A graduate of Northwestern University, Berkman received her master’s and doctorate in epidemiology from the University of California, Berkeley. She joined the Yale faculty in 1979 as an assistant professor.

She is currently president of the Association of Population Centers, a member of the Institute of Medicine, and serves as chair of the Board of Scientific Counselors of the National Institute on Aging of the National Institutes of Health. She is a past president of the Society for Epidemiologic Research.

Previous directors

Current work 
Over the past 50 years, the Harvard Center for Population and Development Studies has shifted in its concerns about overpopulation and has expanded its focus to examine relevant questions involving demographic shifts, resources, health, and the environment. The Center continues to rely strongly on a robust cadre of multi-disciplinary faculty to advance the field of population science. Although it covers an array of topics, the Center addresses some of the world’s leading population and demographic challenges by focusing on the following five research focal areas

 Social & Environmental Determinants of Population Health
 Aging Societies
 Population Mobility: Migration in a Global Economy
 Lifecourse Perspective
 Work, Health, and Well-being

Major projects
Current major projects of the Center include:
Adversity and Resilience after Hurricane Katrina: This longitudinal study analyzes social demographic markers of low-income parents who lived in New Orleans during Hurricane Katrina.

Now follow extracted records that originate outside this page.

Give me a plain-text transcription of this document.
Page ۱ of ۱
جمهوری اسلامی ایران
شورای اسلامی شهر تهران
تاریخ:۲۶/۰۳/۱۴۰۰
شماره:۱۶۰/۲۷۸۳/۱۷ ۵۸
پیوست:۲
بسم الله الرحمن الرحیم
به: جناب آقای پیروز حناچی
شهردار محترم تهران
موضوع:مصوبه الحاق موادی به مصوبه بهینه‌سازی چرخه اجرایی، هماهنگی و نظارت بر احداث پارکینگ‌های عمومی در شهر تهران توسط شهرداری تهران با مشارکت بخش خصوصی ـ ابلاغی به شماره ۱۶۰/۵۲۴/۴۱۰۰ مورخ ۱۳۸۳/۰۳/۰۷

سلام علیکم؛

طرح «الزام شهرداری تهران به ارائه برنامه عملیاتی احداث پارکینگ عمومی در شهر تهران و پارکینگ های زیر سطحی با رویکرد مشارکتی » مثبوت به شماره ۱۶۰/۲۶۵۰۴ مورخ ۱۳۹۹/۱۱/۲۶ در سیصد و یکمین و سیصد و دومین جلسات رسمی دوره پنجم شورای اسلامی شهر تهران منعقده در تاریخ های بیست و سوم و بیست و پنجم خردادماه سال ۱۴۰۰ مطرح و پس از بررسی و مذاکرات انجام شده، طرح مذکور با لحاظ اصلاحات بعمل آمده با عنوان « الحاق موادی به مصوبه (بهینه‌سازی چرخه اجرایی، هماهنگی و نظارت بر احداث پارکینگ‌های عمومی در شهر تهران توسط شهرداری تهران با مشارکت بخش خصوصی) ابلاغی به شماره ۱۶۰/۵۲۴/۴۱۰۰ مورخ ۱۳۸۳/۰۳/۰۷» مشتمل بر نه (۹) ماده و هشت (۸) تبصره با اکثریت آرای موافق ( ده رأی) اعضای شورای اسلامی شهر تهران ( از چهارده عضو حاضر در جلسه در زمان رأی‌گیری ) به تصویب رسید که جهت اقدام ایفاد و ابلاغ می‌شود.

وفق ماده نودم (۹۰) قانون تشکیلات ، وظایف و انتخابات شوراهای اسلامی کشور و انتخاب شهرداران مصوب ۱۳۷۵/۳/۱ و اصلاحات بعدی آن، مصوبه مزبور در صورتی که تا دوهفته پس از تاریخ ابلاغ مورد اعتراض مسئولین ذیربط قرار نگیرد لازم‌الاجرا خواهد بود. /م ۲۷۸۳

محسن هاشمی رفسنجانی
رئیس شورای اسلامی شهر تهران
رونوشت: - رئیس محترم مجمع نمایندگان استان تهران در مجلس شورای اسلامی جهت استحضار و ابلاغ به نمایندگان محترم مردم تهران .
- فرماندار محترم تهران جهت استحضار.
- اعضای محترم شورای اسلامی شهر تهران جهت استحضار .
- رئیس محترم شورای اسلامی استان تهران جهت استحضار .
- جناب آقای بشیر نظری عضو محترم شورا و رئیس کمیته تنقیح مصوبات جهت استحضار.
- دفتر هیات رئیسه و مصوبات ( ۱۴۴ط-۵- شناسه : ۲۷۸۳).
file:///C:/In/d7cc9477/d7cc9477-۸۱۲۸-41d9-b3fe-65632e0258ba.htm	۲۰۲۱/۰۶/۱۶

Health and Aging in Africa: A Longitudinal Study of an INDEPTH Community in South Africa (HAALSI): This study follows and tests a cohort of Agincourt residents for HIV infection and cardiometabolic disease risk factors, then integrates that data with mortality data to study the drivers and consequences of HIV and non-communicable diseases in an aging population in Agincourt, South Africa.
The Program on the Global Demography of Aging (PGDA): Housed at the HCPDS, the Program on the Global Demography of Aging (PGDA) is funded by a NIH grant, and provides support for research on demographic and aging throughout the world with a particular focus on developing countries.

Postdoctoral fellowships 
David E. Bell Fellowship: Named in honor of the late David E. Bell, former Harvard School of Public Health professor and former director of the Harvard Center for Population and Development Studies. the Bell Fellowship Program provides opportunities for research and leadership training in a flexible, 1 or 2 year, non-degree program for researchers and practitioners in the field of population and development.  Bell Fellows examine a broad range of critical issues in the field of population and development studies from multidisciplinary perspectives.
Sloan Fellowship on Aging and Work: Funded by the Alfred P. Sloan Foundation, this interdisciplinary, postdoctoral fellowship addresses the challenges of aging societies and labor force participation.